We are truly grateful for your continued support and loyalty. We value your feedback and appreciate your patience as we worked to resolve this incident.

Description:

On December 7, 2023, our customer experience team identified an issue with the optimizations being made to handle large sets of snapshot data that was not present during the testing of the change. This issue caused all US clients to experience a brief outage in their Production environments.

Upon investigation, our engineering team identified that the root cause of the problem was that the script being run temporarily reached the limits of the temporary database being used for the task.

Type of Event:

Unplanned production outage for US clients.

Services/Modules Impacted:

All modules and services.

Remediation:

We rebooted to US SQL server used for Production which killed the task, which was run later in smaller batches to ensure the threshold wouldn’t be reached again.

Timeline (CST):

7th December

08:48 – Issue raised

09:01 – Services restored; incident resolved

Total Duration of Event:

~ 14 minutes.

Root Cause Analysis:

A script to reduce the size of snapshot data for certain clients used up progressively more and more space until it reached the maximum threshold in the TempDB drive, causing all client instances on the US Production SQL server to experience a short outage before the server was restarted.

Preventative Action:  

Alerting thresholds for monitoring TempDB space on all SQL servers will be lowered to allow CloudOps to address such issues earlier.
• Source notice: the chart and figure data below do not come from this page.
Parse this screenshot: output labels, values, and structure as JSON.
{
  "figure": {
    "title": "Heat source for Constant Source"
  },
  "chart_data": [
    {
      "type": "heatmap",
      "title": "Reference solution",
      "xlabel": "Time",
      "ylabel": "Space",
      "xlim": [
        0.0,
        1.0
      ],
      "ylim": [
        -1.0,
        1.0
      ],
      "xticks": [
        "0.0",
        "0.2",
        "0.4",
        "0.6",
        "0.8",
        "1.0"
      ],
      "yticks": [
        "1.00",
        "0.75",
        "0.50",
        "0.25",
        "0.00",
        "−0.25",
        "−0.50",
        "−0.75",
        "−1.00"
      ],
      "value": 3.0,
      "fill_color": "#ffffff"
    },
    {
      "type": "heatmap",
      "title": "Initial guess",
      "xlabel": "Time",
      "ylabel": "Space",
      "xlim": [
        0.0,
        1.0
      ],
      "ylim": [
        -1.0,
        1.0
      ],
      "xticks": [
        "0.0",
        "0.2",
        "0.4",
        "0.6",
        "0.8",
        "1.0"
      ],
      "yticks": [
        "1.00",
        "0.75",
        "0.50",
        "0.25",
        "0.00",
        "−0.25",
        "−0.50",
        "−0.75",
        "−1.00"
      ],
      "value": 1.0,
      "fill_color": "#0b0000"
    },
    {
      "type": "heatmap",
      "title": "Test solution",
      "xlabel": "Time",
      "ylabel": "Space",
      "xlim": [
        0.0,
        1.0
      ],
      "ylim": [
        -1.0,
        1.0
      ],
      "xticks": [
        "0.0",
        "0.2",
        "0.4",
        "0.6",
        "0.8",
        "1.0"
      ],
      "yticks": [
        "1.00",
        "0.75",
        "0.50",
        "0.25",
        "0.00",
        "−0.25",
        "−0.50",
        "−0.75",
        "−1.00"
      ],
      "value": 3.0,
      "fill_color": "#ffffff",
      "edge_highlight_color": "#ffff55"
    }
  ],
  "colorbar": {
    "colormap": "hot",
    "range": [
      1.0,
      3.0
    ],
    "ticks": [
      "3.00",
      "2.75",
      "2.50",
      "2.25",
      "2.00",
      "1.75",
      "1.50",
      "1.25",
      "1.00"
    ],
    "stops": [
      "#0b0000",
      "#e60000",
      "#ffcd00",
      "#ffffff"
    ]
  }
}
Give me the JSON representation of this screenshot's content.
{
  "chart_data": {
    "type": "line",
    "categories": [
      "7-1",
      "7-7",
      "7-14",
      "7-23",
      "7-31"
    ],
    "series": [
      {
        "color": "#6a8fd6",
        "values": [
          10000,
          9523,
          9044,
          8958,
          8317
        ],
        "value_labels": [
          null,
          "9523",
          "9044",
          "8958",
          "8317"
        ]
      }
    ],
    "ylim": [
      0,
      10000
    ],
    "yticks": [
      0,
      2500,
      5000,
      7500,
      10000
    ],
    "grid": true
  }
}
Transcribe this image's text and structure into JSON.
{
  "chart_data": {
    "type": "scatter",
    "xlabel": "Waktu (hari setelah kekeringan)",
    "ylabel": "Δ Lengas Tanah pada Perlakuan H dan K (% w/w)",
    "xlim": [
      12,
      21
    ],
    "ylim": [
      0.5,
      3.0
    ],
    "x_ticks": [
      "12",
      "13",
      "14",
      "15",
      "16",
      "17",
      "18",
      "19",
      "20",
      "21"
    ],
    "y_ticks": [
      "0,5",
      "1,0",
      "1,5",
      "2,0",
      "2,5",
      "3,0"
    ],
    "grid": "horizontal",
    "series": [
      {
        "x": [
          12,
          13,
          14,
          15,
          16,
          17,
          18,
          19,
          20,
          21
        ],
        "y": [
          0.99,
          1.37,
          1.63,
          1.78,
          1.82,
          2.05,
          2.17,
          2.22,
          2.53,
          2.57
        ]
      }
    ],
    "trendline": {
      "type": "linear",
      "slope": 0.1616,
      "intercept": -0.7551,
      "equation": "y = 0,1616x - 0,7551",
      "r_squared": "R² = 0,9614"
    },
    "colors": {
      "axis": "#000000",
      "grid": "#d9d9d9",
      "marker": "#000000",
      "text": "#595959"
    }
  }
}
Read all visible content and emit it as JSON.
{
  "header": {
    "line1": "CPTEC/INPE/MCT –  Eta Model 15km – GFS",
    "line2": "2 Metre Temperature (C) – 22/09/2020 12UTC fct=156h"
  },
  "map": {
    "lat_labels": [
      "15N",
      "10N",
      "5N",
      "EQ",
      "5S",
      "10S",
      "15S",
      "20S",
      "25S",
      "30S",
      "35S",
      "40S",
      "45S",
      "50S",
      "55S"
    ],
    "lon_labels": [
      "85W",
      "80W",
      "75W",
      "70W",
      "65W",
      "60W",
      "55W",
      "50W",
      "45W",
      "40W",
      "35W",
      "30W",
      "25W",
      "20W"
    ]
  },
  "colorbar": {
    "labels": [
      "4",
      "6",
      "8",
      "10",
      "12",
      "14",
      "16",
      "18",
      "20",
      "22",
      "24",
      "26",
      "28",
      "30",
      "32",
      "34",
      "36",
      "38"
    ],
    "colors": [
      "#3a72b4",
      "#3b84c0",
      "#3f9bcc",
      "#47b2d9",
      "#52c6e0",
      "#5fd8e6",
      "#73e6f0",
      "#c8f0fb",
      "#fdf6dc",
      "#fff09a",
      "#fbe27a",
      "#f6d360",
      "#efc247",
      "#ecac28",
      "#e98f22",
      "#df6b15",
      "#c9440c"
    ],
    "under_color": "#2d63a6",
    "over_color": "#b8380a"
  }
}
Scripts that have the potential to affect clients in such a manner will be more closely monitored to ensure their TempDB usage and split into smaller scopes of changes to minimize impact

Posted Dec 20, 2023 - 14:31 UTC

Resolved
At 8:48 am CST users were unable to load Serraview, internal monitoring detected the outage and teams brought services back online at 9:01am CST
Posted Dec 07, 2023 - 15:16 UTC
This incident affected: Core Services (NA- Core Services).